“Children are not cuddly toys that you buy in a store or pick up from an animal shelter”
Yesterday I spoke with Petra Welkers, 57. She is the author of the book „Geburtsgeheimnis. Adoption im Spiegel von Geschichte und Therapie“, a mixture of autobiography, non-fiction and fairy tales. If her book is as good as my conversation with her, you should read it! I just ordered it.
Petra has been adopted twice. She calls her first adoptive mother “foster grandma”: she was 54 years old when Petra, under a year old, came to her. 13 years later Petra was adopted by her. "I turned her down," she told me. "There was no warmth".
Another 28 years later, when she was 42, she was adopted a second time – by the “parents of my heart”, as Petra called them to me. And who were the parents of her heart? Her stepsister and her husband. Her voice warms up when she talks about them.
She never met her first parents. She looked for them and found them. Or should we say: She found documents and names. Because they had died years earlier.
The longing for the second child
But let's rewind a few years: She got married and had a child. She wanted a second one, but it didn't come.
Petra considered adoption, but her husband opposed it.
What to do? Reproductive medicine was out of the question for her.
She let go of her desire to have children.

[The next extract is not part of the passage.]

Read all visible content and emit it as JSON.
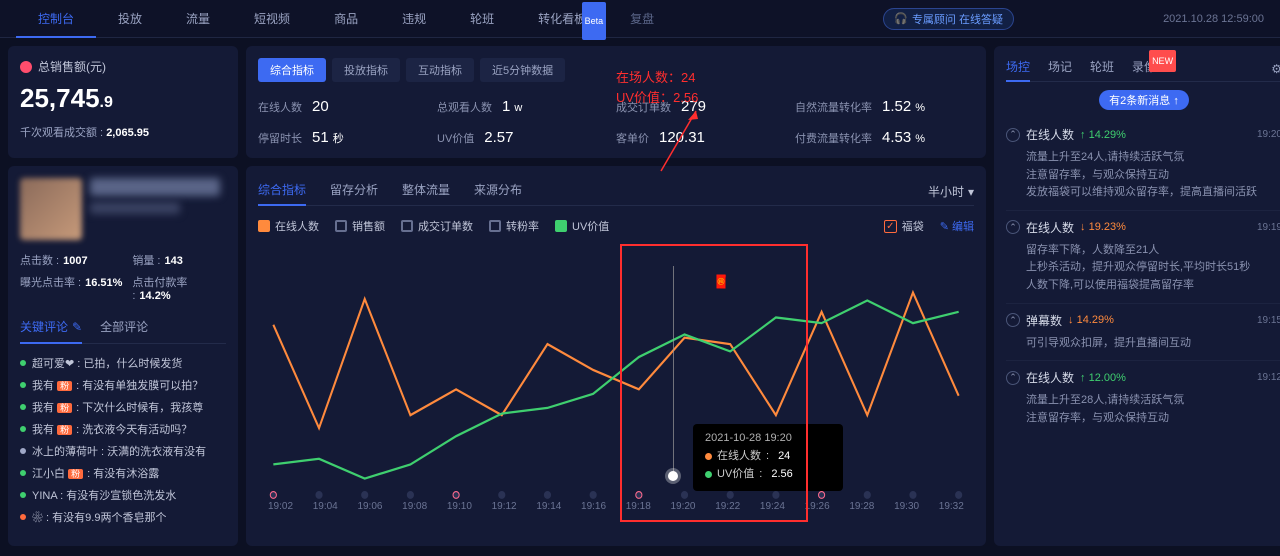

And two years later ... the second child came. A blockage was resolved. A not atypical phenomenon, so much “not atypical” that youth welfare offices sometimes recommend childless couples who adopt a child to use contraception for the sake of the adopted child.
Petra had also received a recommendation from her doctor: “Just do something else! Think of new goals!” Which Petra did. She started a new job with more responsibility.
And she got another recommendation from her doctor: "Get a pet!" Her husband and she decided to take a dog, a cairn terrier.
"That was the right decision! Because an adopted child is not a projection screen for unresolved grief for the biological child that was not born,” Petra told me.
"Children aren't cuddly toys that you buy in a store or pick up from an animal shelter." She herself was shocked by her own words. But it sounds sharper than she meant.
The pain of the unfulfilled desire to have children
First, she has acted in this way herself and knows both perspectives, that of the child and that of the mother. “The unfulfilled desire to have children can be a disaster for women and couples. I am able to feel that pain," she told me.
And secondly, Petra is not cut out of the wood to give others top-down advice. From where I know this? Petra has told me a few things in confidence that she doesn't want to see published. She erased quite a few things from my text. Out of respect for the feelings of her loved ones.
But I think it's more than respect. Petra is a woman with heart, that's how I experienced her in our conversation. She can empathize well with others, including her foster grandma.
At least she protected her in our conversation. Letz me put it this way: What she feels for her foster mother is, like her book, a mixture. A mixture of rejection, respect - and love.